We might object to the cover, more appropriate for a monographic album of traditional sea songs, but Richard Thompson has been claiming almost papal infallibility for decades. The great patriarch of the folk rock British (Fairport Convention, Richard & Linda Thompson) resumes the speech at 75 years old where he left off with 13 Rivers (2018) and encapsulates their specialties: from the most muscular rock (‘Turnstile Casanova’) to the sing-along folk (‘Singapore Sadie’) or troubadour (‘The Old Pack Mule’), the nostalgic modulations (‘Life’s a Bloody Show’) or those medium rhythms that, in the case of ‘Lost in the Crowd’, caress the memory of their classic ‘Wall of Death’. And almost at the end, the imposing ‘What’s Left to Lose’, pure acidity and vitriol with the best guitar riffs of the lot. Huge.

Featherweight, Mexican and experimental

By Fernando Navarro
Featherweight, Exodus

Featherweight

Exodus
Double P

Accused of making an apology for drug trafficking and under threat of cancellation, Peso Pluma is doing his thing: he continues to position himself as a global star. His fourth album is his most ambitious. The king of the corrido tumbado understands the disco format as a concept to show his universe. This double-titled album Exodus, continuation of the previous one Genesis, shows two faces in 24 songs and many collaborations. The first is very Mexican, its main feature, with more effusive winds than ever to describe more scenes of drug traffickers (drugs, sex, violence, outlaws) in songs like ‘La People II’, ‘Hollywood’ or ‘Vino tinto’ (with a quote from Pablo Escobar). The second is more experimental, flirting with English, rhythm and blues modern and club culture. He wants it all to stay at the top of pop.

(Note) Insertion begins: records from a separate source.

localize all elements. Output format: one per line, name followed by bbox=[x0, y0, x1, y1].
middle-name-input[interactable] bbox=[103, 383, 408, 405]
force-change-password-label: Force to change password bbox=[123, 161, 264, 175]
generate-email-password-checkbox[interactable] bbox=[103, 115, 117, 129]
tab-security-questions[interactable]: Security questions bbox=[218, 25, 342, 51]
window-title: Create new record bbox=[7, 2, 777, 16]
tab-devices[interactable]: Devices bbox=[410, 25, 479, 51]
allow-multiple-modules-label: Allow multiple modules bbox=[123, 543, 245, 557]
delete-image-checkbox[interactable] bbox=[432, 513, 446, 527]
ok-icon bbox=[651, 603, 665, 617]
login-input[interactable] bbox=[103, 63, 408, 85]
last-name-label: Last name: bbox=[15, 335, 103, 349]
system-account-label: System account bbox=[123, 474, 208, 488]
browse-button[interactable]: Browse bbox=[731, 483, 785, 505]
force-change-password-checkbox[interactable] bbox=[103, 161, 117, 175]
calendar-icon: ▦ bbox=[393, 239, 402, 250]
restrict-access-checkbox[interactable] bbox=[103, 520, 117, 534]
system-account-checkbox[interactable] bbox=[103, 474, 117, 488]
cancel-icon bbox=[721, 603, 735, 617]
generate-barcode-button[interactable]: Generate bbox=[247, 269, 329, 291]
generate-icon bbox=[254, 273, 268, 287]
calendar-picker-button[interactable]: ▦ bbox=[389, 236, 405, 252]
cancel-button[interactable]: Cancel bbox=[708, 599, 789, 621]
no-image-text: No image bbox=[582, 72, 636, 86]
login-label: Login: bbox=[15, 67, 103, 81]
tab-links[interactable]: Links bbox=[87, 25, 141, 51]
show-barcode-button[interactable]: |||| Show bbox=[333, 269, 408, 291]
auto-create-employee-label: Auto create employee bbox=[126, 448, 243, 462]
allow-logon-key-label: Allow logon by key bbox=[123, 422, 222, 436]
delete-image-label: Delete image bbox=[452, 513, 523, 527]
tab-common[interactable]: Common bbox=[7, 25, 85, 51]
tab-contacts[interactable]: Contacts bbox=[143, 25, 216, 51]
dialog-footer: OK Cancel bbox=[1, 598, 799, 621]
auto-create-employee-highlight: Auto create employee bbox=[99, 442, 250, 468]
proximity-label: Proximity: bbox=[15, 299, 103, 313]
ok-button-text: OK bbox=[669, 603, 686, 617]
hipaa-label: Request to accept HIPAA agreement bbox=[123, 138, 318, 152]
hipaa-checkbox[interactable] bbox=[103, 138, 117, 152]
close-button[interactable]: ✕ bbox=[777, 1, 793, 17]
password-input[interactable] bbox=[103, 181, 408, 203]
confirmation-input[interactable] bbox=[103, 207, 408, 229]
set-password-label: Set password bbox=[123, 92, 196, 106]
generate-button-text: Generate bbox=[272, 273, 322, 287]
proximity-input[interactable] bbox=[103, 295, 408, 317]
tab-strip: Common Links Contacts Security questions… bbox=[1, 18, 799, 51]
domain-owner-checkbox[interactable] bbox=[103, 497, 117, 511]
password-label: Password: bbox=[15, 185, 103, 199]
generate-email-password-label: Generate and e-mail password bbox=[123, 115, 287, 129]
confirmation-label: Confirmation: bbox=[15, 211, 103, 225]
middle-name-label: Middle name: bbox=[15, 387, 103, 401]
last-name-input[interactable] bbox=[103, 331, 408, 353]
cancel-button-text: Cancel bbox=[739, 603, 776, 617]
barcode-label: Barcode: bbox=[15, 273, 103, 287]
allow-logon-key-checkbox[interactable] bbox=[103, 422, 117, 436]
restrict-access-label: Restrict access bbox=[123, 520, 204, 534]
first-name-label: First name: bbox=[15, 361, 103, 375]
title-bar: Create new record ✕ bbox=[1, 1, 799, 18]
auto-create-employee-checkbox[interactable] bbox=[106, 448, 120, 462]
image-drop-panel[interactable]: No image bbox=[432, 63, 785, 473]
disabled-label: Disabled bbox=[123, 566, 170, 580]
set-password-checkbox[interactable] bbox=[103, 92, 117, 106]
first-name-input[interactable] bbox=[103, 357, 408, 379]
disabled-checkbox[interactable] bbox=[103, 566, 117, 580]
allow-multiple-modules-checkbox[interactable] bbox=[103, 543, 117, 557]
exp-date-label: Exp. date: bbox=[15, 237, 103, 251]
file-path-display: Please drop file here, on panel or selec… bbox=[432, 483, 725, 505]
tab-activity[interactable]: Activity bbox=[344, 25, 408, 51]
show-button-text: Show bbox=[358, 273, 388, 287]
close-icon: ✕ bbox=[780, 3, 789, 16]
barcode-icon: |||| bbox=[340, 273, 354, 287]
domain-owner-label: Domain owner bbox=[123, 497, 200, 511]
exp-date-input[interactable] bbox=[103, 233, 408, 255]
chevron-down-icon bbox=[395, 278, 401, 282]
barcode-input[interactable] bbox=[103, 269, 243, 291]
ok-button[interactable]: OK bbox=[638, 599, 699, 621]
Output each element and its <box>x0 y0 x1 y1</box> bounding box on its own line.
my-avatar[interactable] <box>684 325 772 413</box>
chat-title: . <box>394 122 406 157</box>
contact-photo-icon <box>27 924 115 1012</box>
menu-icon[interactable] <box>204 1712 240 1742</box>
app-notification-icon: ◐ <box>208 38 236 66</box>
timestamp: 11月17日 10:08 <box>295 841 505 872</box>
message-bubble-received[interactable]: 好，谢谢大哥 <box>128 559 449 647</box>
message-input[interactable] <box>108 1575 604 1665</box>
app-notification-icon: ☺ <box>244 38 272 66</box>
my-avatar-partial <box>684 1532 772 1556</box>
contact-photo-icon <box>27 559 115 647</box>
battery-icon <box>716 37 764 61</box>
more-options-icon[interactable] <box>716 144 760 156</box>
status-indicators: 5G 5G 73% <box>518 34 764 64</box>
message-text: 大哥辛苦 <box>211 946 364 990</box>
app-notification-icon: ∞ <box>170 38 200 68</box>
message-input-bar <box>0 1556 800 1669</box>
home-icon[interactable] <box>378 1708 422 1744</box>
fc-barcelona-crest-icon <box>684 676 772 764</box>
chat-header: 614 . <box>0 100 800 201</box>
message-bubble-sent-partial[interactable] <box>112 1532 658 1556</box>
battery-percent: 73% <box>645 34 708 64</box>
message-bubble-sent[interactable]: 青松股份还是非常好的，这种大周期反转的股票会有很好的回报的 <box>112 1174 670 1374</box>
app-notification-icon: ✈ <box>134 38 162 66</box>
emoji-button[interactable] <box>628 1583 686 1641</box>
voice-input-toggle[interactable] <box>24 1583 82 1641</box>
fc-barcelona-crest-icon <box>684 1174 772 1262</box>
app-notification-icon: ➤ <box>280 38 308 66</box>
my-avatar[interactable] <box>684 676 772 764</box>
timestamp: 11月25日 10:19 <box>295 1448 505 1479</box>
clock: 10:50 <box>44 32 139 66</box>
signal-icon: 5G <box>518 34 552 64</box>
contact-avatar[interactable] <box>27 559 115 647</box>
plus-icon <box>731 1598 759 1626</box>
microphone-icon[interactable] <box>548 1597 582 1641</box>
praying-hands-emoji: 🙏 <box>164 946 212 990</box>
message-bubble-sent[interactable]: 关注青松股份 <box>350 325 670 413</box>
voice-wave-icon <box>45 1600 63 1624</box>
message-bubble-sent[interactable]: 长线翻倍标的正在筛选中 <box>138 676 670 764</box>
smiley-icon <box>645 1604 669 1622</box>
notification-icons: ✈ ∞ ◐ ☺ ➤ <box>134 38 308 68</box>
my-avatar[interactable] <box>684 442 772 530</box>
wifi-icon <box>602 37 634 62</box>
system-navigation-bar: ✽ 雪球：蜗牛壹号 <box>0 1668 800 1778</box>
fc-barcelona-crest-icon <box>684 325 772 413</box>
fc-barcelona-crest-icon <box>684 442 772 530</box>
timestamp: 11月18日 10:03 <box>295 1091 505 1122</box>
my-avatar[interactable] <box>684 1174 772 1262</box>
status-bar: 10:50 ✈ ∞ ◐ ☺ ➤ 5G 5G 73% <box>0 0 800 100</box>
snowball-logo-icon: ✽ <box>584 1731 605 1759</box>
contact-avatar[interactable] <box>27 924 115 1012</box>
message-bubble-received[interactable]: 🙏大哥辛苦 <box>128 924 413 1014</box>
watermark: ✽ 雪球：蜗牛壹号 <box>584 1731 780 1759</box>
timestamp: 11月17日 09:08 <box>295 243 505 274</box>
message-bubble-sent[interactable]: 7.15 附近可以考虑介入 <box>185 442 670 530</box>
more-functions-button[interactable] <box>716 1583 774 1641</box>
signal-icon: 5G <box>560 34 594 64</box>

Vetusta Morla, committed to its time

By Carlos Marcos
Vetusta Morla, Extras

Ancient Morla

Extras
Little Somersault

Almost by surprise and in the middle of a tour, Vetusta Morla has released its sixth album. The unusual way of proceeding could make one think that it is a transitional work, perhaps with songs discarded from other albums. Far from it. First of all, it should be noted that this is the album where the vocalist, Pucho, shines the most, displaying a stimulating range of tones, turns and emotions. The lyrics, often accused of being labyrinthine, are more crystalline here. We can use both schools, but in the latter the message comes across more directly. Texts that focus on the social, analyzing the world we have to live in, often unsympathetic. It is difficult to find a Spanish group so committed to its time: a clear example is the song that closes the album, DronesMusically, they continue to investigate, playing with sounds and finding attractive formulas.